Still we managed a huge overclock which makes us question why it wasn’t rated as the first 1GHz GPU out of the box.
That though was answered by AMD’s Director of Product Management for Discrete Graphics, Zvika Greenstein, at a recent tech insight event for the Graphics Core Next products.
“One of the things the enthusiast likes to do with our cards is overclock it, they pay a premium for that,” says Greenstein. “We can position the HD 7970 as the fastest graphics card in the market at the reference clocks so we thought that we might as well leave it to the end users.”
In essence, AMD didn’t need to push the silicon, it’s going to rely on the actual board manufacturers to do that themselves.
And they’ll in turn charge end-user a premium for it.
We also had a few driver problems with the card too. We couldn’t get any reasonable performance numbers out of the HD 7970 in our new Sandy Bridge E machine, with the benchmarks falling way behind the GTX 580.
It was only when we switched to our second AMD FX-8150 powered setup (the first blew up on the second benchmark) that we started to see proper performance numbers.
So in the end it’s a tough ask for us to recommend going out and picking up the AMD Radeon HD 7970.

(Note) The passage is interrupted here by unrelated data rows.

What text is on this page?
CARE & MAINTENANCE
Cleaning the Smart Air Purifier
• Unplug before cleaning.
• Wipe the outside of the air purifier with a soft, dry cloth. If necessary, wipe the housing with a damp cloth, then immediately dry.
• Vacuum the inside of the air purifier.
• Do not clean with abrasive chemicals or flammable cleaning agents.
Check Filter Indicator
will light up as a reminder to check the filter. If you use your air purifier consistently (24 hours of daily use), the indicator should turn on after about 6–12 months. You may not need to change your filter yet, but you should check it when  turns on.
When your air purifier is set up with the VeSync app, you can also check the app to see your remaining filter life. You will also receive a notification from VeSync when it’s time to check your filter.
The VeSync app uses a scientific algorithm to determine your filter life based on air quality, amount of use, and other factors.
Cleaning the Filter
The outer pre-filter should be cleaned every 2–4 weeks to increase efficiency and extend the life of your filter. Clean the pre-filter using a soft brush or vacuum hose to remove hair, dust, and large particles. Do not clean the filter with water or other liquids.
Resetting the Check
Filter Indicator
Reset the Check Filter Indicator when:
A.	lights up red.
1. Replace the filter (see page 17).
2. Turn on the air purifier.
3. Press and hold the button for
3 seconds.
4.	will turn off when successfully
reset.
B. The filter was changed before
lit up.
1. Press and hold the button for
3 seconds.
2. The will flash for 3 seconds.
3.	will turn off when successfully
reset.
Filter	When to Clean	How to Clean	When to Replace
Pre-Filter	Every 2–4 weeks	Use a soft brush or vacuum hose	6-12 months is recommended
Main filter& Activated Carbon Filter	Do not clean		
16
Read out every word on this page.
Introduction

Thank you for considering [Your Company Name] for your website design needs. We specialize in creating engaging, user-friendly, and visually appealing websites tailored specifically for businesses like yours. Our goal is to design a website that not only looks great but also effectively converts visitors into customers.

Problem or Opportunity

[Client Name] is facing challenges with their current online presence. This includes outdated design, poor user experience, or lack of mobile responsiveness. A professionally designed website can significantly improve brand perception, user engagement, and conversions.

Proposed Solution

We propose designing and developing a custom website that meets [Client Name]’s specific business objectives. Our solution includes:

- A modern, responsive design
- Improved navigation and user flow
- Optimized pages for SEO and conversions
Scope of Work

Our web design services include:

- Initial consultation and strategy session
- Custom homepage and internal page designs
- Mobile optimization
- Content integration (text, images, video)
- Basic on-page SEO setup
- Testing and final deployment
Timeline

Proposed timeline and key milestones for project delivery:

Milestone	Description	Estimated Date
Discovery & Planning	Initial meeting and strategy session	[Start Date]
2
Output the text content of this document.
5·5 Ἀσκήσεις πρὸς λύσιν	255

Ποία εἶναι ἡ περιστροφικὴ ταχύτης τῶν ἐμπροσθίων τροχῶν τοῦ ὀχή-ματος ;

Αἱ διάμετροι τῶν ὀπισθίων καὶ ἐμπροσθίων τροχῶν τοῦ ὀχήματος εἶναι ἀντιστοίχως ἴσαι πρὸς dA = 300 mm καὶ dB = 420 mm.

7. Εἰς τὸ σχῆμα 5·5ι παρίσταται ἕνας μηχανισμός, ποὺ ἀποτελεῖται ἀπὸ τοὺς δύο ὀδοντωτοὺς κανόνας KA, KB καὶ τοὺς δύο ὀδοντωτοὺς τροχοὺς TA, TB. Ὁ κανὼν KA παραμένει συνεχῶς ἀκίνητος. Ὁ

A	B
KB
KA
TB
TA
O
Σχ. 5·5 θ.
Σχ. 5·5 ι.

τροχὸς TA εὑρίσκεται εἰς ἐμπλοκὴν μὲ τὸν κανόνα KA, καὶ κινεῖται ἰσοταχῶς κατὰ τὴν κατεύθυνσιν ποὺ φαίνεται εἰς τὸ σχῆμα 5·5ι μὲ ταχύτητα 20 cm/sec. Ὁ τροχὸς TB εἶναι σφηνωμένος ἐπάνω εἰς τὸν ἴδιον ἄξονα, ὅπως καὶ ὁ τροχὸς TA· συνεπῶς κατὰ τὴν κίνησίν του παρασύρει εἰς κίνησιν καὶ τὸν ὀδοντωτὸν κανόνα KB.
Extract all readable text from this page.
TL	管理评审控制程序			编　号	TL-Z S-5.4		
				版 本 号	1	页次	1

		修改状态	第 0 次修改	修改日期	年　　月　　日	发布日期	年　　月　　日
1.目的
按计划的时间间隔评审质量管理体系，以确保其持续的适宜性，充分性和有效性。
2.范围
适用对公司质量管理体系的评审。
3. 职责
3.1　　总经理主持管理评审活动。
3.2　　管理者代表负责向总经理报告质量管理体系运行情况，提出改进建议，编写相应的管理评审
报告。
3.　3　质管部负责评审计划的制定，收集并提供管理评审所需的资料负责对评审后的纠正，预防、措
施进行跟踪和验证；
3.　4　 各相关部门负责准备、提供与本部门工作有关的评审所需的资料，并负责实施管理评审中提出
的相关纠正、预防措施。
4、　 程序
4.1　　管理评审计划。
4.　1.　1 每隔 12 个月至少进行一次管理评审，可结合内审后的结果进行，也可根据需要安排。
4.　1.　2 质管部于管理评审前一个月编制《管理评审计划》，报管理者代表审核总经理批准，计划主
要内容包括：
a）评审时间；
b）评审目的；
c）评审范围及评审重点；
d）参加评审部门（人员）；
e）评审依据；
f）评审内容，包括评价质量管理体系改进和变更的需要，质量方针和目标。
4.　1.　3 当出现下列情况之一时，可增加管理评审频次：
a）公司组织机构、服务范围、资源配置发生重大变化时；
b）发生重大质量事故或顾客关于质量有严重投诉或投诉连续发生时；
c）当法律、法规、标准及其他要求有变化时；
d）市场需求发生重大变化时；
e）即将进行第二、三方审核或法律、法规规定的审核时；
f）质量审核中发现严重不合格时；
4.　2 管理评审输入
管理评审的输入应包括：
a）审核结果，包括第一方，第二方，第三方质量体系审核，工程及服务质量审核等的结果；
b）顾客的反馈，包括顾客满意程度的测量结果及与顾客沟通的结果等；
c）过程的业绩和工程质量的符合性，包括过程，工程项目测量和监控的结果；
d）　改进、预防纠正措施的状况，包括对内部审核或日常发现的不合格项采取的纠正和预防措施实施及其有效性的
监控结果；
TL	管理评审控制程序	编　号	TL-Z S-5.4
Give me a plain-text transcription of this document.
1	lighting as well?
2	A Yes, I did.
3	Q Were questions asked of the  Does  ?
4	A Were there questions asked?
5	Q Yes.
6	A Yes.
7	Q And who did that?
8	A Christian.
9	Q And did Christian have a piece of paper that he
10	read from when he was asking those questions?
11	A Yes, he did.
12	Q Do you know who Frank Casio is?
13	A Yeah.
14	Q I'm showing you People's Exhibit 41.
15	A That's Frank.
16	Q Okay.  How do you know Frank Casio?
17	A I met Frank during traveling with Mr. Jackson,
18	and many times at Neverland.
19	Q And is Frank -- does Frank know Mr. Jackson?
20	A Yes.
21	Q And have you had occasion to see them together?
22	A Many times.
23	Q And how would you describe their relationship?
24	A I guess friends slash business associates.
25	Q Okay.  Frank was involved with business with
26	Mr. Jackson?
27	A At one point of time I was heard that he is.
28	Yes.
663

Especially when we know the Nvidia riposte is only a few scant months away. And according to Nvidia insiders it’s quietly confident about its chances of the top Kepler card besting AMD’s Tahiti XT-powered HD 7970.
Again then it’s a wait and see game.
If Nvidia’s card is even more expensive than the HD 7970 then this card may start to look like good value.
More likely the second tier Tahiti-powered Radeon will be the card that we really want to recommend.
Especially if it comes with the good parts of the Tahiti core, namely the ZeroCore Power tech and the heavenly overclocking headroom, all at a reasonable price.
The overclocking potential of the AMD Radeon HD 7970 is incredible.
Topping 1,100MHz is a huge overclock and makes it almost comparable to the previous generation of dual-GPU cards.
With or without an overclock though it is most definitely the fastest single–GPU graphics card around.
Unfortunately the performance boost the HD 7970 offers isn’t enough to really justify the vast price tag AMD has lumbered the new card with.
At this price it surely isn’t going to sell in any volume.
The shadow of driver problems still loom over any new AMD graphics release too.
It may well be the fastest single-GPU card around, but the price is absolutely prohibitive. At £350 it would have been a hit, as it is we have no choice but to look elsewhere for a GPU recommendation.